As it seems that we've reached an impasse, I'll just say that simplicity depends on the context and is sometimes a matter of personal taste. I don't have anything against mmap, and I was only trying to argue that there's a trade-off, but you are of course free to disagree and use mmap everywhere if that works for you.

I don't think I have anything more to add to what I already said, and I'm sorry again if you felt personally attacked, or that I had something against mmap and trying to spread FUD.

jcalvinowens · on Aug 25, 2024

> but most Linux systems are servers, which generally aren't deployed in a single disk configuration.

You are incorrect about that: most Linux servers in the world have one disk. Most servers are not storage servers.

> I didn't say anything about difficulty. I only said that it wasn't trivial as you made it out to be

...and I demonstrated by counterexample that you're wrong, it is trivial. If you think I'm missing some detail, you are free to explain it.

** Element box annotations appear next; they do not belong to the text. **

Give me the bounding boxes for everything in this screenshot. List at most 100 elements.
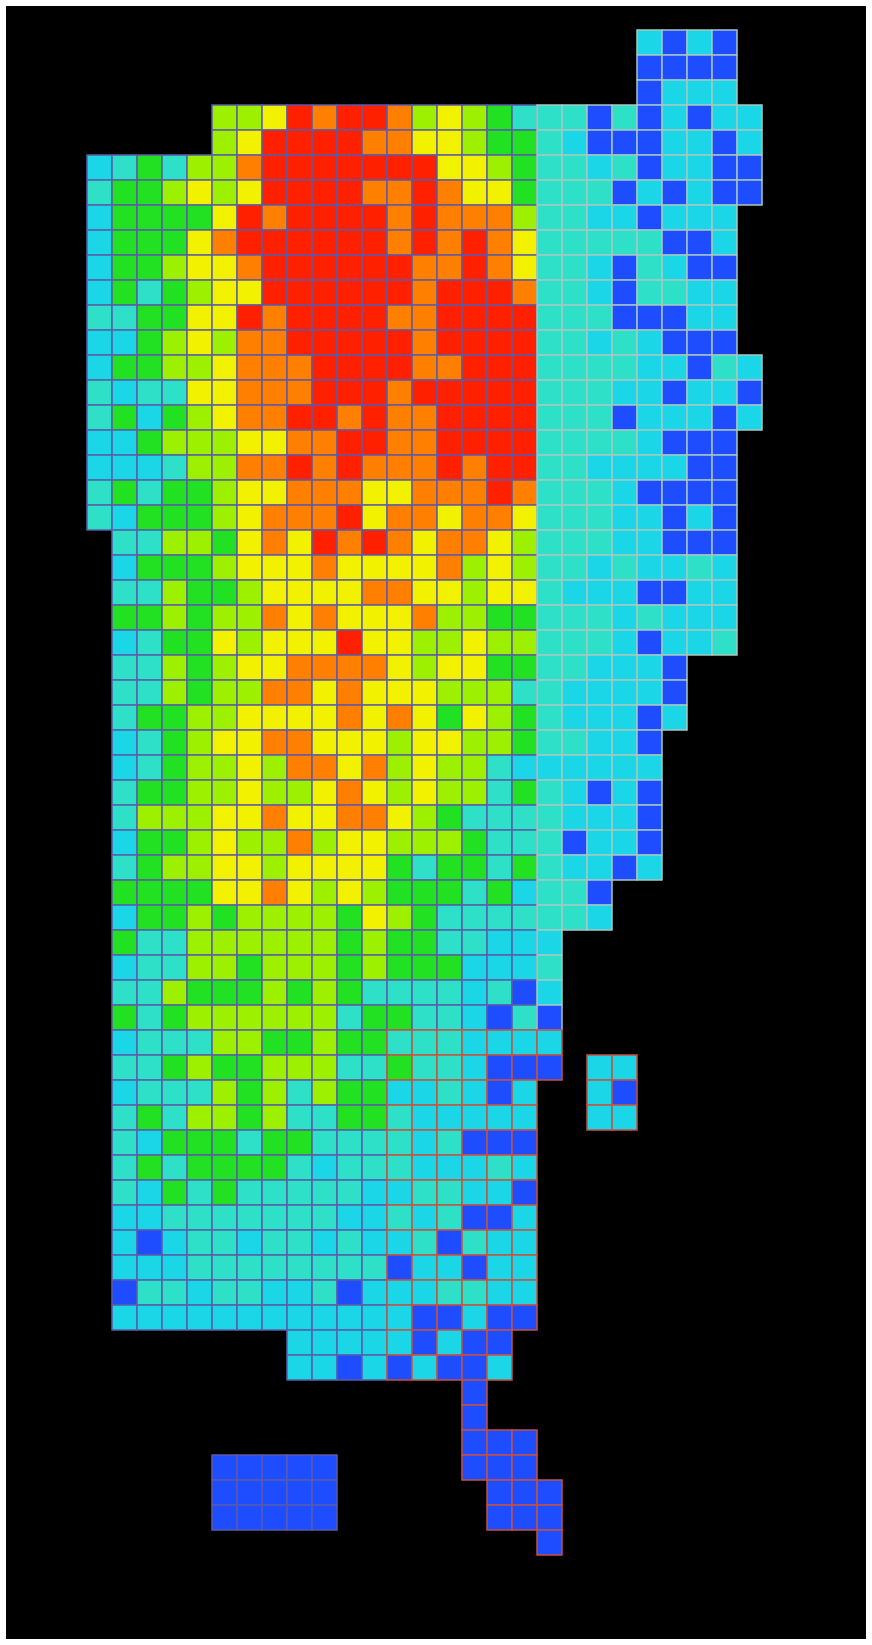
- tile: [637, 630, 662, 655]
- tile: [362, 380, 387, 405]
- tile: [262, 230, 287, 255]
- tile: [312, 930, 337, 955]
- tile: [512, 705, 537, 730]
- tile: [162, 805, 187, 830]
- tile: [262, 280, 287, 305]
- tile: [562, 330, 587, 355]
- tile: [587, 855, 612, 880]
- tile: [512, 1130, 537, 1155]
- tile: [412, 480, 437, 505]
- tile: [612, 530, 637, 555]
- tile: [437, 105, 462, 130]
- tile: [312, 855, 337, 880]
- tile: [512, 780, 537, 805]
- tile: [437, 455, 462, 480]
- tile: [462, 1380, 487, 1405]
- tile: [187, 855, 212, 880]
- tile: [337, 1255, 362, 1280]
- tile: [537, 855, 562, 880]
- tile: [462, 1455, 487, 1480]
- tile: [262, 130, 287, 155]
- tile: [437, 430, 462, 455]
- tile: [537, 505, 562, 530]
- tile: [462, 480, 487, 505]
- tile: [487, 530, 512, 555]
- tile: [312, 605, 337, 630]
- tile: [187, 905, 212, 930]
- tile: [212, 1480, 237, 1505]
- tile: [362, 405, 387, 430]
- tile: [337, 1080, 362, 1105]
- tile: [462, 380, 487, 405]
- tile: [712, 505, 737, 530]
- tile: [312, 130, 337, 155]
- tile: [212, 405, 237, 430]
- tile: [687, 255, 712, 280]
- tile: [512, 730, 537, 755]
- tile: [487, 580, 512, 605]
- tile: [637, 580, 662, 605]
- tile: [262, 1480, 287, 1505]
- tile: [712, 455, 737, 480]
- tile: [187, 605, 212, 630]
- tile: [187, 405, 212, 430]
- tile: [462, 530, 487, 555]
- tile: [687, 330, 712, 355]
- tile: [287, 755, 312, 780]
- tile: [237, 330, 262, 355]
- tile: [612, 730, 637, 755]
- tile: [487, 505, 512, 530]
- tile: [437, 505, 462, 530]
- tile: [537, 705, 562, 730]
- tile: [412, 930, 437, 955]
- tile: [112, 930, 137, 955]
- tile: [212, 805, 237, 830]
- tile: [112, 1205, 137, 1230]
- tile: [112, 880, 137, 905]
- tile: [287, 455, 312, 480]
- tile: [612, 1080, 637, 1105]
- tile: [637, 155, 662, 180]
- tile: [287, 705, 312, 730]
- tile: [562, 780, 587, 805]
- tile: [562, 255, 587, 280]
- tile: [137, 455, 162, 480]
- tile: [462, 1355, 487, 1380]
- tile: [312, 205, 337, 230]
- tile: [287, 1130, 312, 1155]
- tile: [712, 480, 737, 505]
- tile: [287, 580, 312, 605]
- tile: [512, 1255, 537, 1280]
- tile: [187, 930, 212, 955]
- tile: [412, 655, 437, 680]
- tile: [537, 1030, 562, 1055]
- tile: [312, 905, 337, 930]
- tile: [362, 680, 387, 705]
- tile: [662, 255, 687, 280]
- tile: [462, 680, 487, 705]
- tile: [562, 430, 587, 455]
- tile: [712, 30, 737, 55]
- tile: [337, 1180, 362, 1205]
- tile: [412, 255, 437, 280]
- tile: [212, 1280, 237, 1305]
- tile: [512, 605, 537, 630]
- tile: [312, 1280, 337, 1305]
- tile: [537, 605, 562, 630]
- tile: [262, 155, 287, 180]
- tile: [337, 780, 362, 805]
- tile: [162, 1130, 187, 1155]
- tile: [487, 605, 512, 630]
- tile: [287, 830, 312, 855]
- tile: [262, 1030, 287, 1055]
- tile: [687, 580, 712, 605]
- tile: [212, 830, 237, 855]
- tile: [512, 1180, 537, 1205]
- tile: [612, 180, 637, 205]
- tile: [337, 830, 362, 855]
- tile: [137, 405, 162, 430]
- tile: [212, 1205, 237, 1230]
- tile: [587, 380, 612, 405]
- tile: [687, 130, 712, 155]
- tile: [537, 380, 562, 405]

You're just handwaving.

> First you claimed that I invented an ambiguity that doesn't exist, and that SIGBUS causes can be identifiable if I just read the sigaction(7) manpage. Now you say that there is an ambiguity, but that it can be resolved using the address, so which is it?

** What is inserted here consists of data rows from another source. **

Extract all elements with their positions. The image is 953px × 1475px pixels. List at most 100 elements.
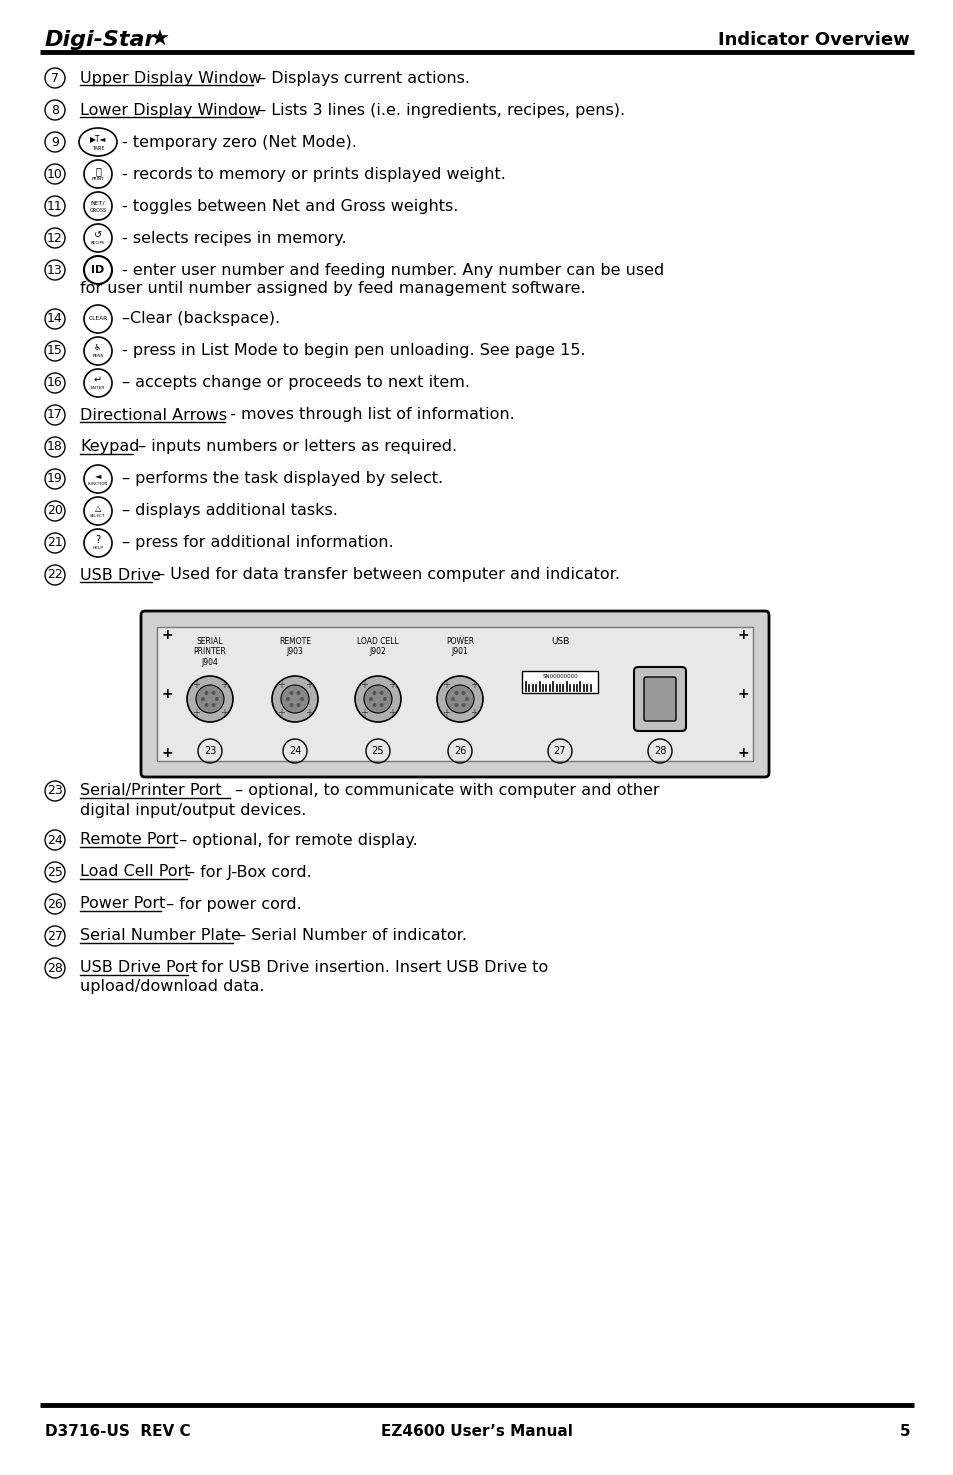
Text: SELECT: SELECT xyxy=(91,513,106,518)
Text: ♿: ♿ xyxy=(94,344,102,353)
Text: +: + xyxy=(737,628,748,642)
Bar xyxy=(157,627,752,761)
Text: SERIAL
PRINTER
J904: SERIAL PRINTER J904 xyxy=(193,637,226,667)
Text: +: + xyxy=(470,680,477,690)
Text: upload/download data.: upload/download data. xyxy=(80,979,264,994)
Text: +: + xyxy=(192,708,199,718)
Circle shape xyxy=(212,690,215,695)
Text: USB: USB xyxy=(550,637,569,646)
Circle shape xyxy=(446,684,474,712)
Text: +: + xyxy=(305,680,313,690)
Text: Load Cell Port: Load Cell Port xyxy=(80,864,191,879)
Circle shape xyxy=(451,698,455,701)
Text: - records to memory or prints displayed weight.: - records to memory or prints displayed … xyxy=(122,167,505,181)
Text: LOAD CELL
J902: LOAD CELL J902 xyxy=(356,637,398,656)
FancyBboxPatch shape xyxy=(141,611,768,777)
Text: 22: 22 xyxy=(47,568,63,581)
Circle shape xyxy=(364,684,392,712)
Text: 17: 17 xyxy=(47,409,63,422)
Text: RECIPE: RECIPE xyxy=(91,240,105,245)
Text: - enter user number and feeding number. Any number can be used: - enter user number and feeding number. … xyxy=(122,263,663,277)
Text: Serial Number Plate: Serial Number Plate xyxy=(80,928,240,944)
Text: - moves through list of information.: - moves through list of information. xyxy=(225,407,515,422)
Text: ?: ? xyxy=(95,535,100,544)
Text: 21: 21 xyxy=(47,537,63,550)
Text: +: + xyxy=(737,746,748,760)
Circle shape xyxy=(461,704,465,707)
Circle shape xyxy=(454,690,458,695)
Circle shape xyxy=(289,704,294,707)
Text: Indicator Overview: Indicator Overview xyxy=(718,31,909,49)
Text: +: + xyxy=(441,680,449,690)
Text: 28: 28 xyxy=(653,746,665,757)
Text: 18: 18 xyxy=(47,441,63,453)
Text: ↺: ↺ xyxy=(93,230,102,240)
Text: +: + xyxy=(161,628,172,642)
Circle shape xyxy=(296,690,300,695)
Circle shape xyxy=(436,676,482,721)
Text: 7: 7 xyxy=(51,71,59,84)
Text: REMOTE
J903: REMOTE J903 xyxy=(278,637,311,656)
Circle shape xyxy=(372,690,376,695)
Text: FUNCTION: FUNCTION xyxy=(88,482,108,485)
Text: – Serial Number of indicator.: – Serial Number of indicator. xyxy=(233,928,467,944)
Text: Power Port: Power Port xyxy=(80,897,165,912)
Text: ID: ID xyxy=(91,266,105,274)
Text: 24: 24 xyxy=(289,746,301,757)
Text: ⎙: ⎙ xyxy=(95,167,101,176)
Text: +: + xyxy=(470,708,477,718)
Text: 23: 23 xyxy=(47,785,63,798)
Text: △: △ xyxy=(94,503,101,512)
Text: – for USB Drive insertion. Insert USB Drive to: – for USB Drive insertion. Insert USB Dr… xyxy=(188,960,548,975)
Text: +: + xyxy=(276,680,284,690)
Text: - toggles between Net and Gross weights.: - toggles between Net and Gross weights. xyxy=(122,199,457,214)
Circle shape xyxy=(195,684,224,712)
Text: for user until number assigned by feed management software.: for user until number assigned by feed m… xyxy=(80,282,585,296)
FancyBboxPatch shape xyxy=(643,677,676,721)
Text: Upper Display Window: Upper Display Window xyxy=(80,71,261,86)
Text: +: + xyxy=(359,708,367,718)
Text: 26: 26 xyxy=(454,746,466,757)
Text: – inputs numbers or letters as required.: – inputs numbers or letters as required. xyxy=(132,440,456,454)
Circle shape xyxy=(464,698,469,701)
Circle shape xyxy=(204,704,209,707)
Text: 16: 16 xyxy=(47,376,63,389)
Text: - press in List Mode to begin pen unloading. See page 15.: - press in List Mode to begin pen unload… xyxy=(122,344,585,358)
Text: Lower Display Window: Lower Display Window xyxy=(80,102,261,118)
Text: Keypad: Keypad xyxy=(80,440,139,454)
Text: POWER
J901: POWER J901 xyxy=(445,637,474,656)
Text: +: + xyxy=(359,680,367,690)
Text: 20: 20 xyxy=(47,504,63,518)
Circle shape xyxy=(296,704,300,707)
Text: +: + xyxy=(220,708,228,718)
Text: – Lists 3 lines (i.e. ingredients, recipes, pens).: – Lists 3 lines (i.e. ingredients, recip… xyxy=(253,102,624,118)
Text: Remote Port: Remote Port xyxy=(80,832,178,848)
Circle shape xyxy=(299,698,304,701)
Text: +: + xyxy=(305,708,313,718)
Circle shape xyxy=(286,698,290,701)
Text: +: + xyxy=(161,746,172,760)
Circle shape xyxy=(214,698,219,701)
Circle shape xyxy=(272,676,317,721)
FancyBboxPatch shape xyxy=(634,667,685,732)
Text: D3716-US  REV C: D3716-US REV C xyxy=(45,1425,191,1440)
Bar xyxy=(521,671,598,693)
Circle shape xyxy=(379,690,383,695)
Text: PENS: PENS xyxy=(92,354,104,358)
Circle shape xyxy=(281,684,309,712)
Text: – for power cord.: – for power cord. xyxy=(161,897,301,912)
Text: USB Drive Port: USB Drive Port xyxy=(80,960,197,975)
Circle shape xyxy=(289,690,294,695)
Circle shape xyxy=(187,676,233,721)
Circle shape xyxy=(204,690,209,695)
Text: 5: 5 xyxy=(899,1425,909,1440)
Text: NET/: NET/ xyxy=(91,201,105,205)
Circle shape xyxy=(372,704,376,707)
Text: –Clear (backspace).: –Clear (backspace). xyxy=(122,311,280,326)
Circle shape xyxy=(454,704,458,707)
Text: 14: 14 xyxy=(47,313,63,326)
Text: +: + xyxy=(388,680,395,690)
Text: - temporary zero (Net Mode).: - temporary zero (Net Mode). xyxy=(122,134,356,149)
Circle shape xyxy=(379,704,383,707)
Text: EZ4600 User’s Manual: EZ4600 User’s Manual xyxy=(380,1425,573,1440)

Both, obviously? If you only look at signo there's an "ambiguity", but with the rest of siginfo_t the "ambiguity" ceases to exist. There is no case where you cannot unambiguously handle -EIO in a mmap via SIGBUS.

You claimed that you could only use SIGBUS with mmap if you were sure there were no other sources of SIGBUS. Quoting you directly:

> So yeah, if you know that apart from the disk (or filesystem, at any rate) your hardware is in order, and that the only reason for SIGBUS could be a failed I/O through a memory mapped file, and you know that all of the code in your process is well behaved, writing a SIGBUS handler that terminates the process with a message indicating an mmap I/O error might be reasonable

That statement is completely wrong: you can always tell whether it came from the mmap or something else, by looking at the siginfo_t fields.

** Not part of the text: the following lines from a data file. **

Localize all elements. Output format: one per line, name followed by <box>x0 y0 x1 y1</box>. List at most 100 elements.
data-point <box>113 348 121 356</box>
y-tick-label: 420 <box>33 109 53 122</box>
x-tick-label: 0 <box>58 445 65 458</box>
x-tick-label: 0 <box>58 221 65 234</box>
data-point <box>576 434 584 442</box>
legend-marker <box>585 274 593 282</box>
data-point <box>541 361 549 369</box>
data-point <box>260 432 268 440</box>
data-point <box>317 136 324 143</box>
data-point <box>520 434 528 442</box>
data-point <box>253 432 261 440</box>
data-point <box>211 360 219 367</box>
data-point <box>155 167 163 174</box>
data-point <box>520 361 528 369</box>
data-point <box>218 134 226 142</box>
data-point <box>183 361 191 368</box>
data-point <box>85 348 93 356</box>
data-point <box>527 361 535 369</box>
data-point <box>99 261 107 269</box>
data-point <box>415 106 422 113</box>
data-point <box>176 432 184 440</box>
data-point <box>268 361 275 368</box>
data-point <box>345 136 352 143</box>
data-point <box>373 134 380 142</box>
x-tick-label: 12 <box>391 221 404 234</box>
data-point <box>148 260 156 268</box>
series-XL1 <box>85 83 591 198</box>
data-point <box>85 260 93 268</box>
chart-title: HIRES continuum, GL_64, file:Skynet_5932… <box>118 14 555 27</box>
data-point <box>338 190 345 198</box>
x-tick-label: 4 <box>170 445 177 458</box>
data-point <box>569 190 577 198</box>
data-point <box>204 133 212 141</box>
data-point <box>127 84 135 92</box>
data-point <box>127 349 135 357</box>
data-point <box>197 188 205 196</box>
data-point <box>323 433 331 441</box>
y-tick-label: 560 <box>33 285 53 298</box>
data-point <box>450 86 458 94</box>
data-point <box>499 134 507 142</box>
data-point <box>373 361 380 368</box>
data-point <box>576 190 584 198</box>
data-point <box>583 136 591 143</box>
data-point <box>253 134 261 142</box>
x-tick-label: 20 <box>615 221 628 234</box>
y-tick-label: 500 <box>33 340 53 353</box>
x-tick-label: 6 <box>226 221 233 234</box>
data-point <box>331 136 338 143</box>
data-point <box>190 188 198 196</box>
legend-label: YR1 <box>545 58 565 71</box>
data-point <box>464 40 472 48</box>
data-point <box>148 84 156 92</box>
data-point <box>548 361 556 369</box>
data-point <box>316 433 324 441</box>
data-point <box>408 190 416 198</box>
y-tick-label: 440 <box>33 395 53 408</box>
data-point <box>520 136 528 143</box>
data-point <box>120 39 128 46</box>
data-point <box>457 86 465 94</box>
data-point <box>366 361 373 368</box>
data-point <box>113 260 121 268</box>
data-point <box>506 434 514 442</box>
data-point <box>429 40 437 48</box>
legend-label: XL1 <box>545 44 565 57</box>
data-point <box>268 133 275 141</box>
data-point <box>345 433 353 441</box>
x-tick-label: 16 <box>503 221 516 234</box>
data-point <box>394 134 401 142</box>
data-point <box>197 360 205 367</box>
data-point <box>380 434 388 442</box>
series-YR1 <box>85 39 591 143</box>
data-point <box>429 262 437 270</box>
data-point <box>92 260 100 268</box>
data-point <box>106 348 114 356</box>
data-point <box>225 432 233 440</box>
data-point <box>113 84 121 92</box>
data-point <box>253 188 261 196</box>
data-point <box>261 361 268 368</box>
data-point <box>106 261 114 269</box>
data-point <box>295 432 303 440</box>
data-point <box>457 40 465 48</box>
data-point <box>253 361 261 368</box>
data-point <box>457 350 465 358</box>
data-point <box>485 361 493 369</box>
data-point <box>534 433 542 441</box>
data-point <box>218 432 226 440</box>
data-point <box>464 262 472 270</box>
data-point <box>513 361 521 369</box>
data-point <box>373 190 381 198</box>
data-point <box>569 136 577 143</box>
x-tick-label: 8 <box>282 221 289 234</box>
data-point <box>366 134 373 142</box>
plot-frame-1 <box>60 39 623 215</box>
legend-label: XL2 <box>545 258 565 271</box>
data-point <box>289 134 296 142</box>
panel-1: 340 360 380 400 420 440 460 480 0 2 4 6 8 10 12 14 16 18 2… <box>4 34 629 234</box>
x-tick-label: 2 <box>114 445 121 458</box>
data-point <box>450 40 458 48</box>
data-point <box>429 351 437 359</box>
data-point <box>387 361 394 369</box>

> and by that I meant that terminating it with an abort() wouldn't cause side-effects due to e.g. atexit() handlers not running

Any system that breaks if atexit() handlers don't run is fundamentally broken by design. There are a dozen reasons the process can die without running those.

> All I did say was that it isn't trivial to deal with errors

Yes, and that statement is wrong. Most of the time it is trivial, because you just call abort(). There is no possibly simpler error handling than printing a message and calling abort(). For 95% of the workloads running across the world on Linux, that is entirely sufficient.

It is very unusual to try to recover from I/O error, and most programmers who try are really shooting themselves in the foot without realizing it.

You're free to disagree obviously, but I'm directly refuting the points you're making. Calling it a "strawman" make you look really really silly.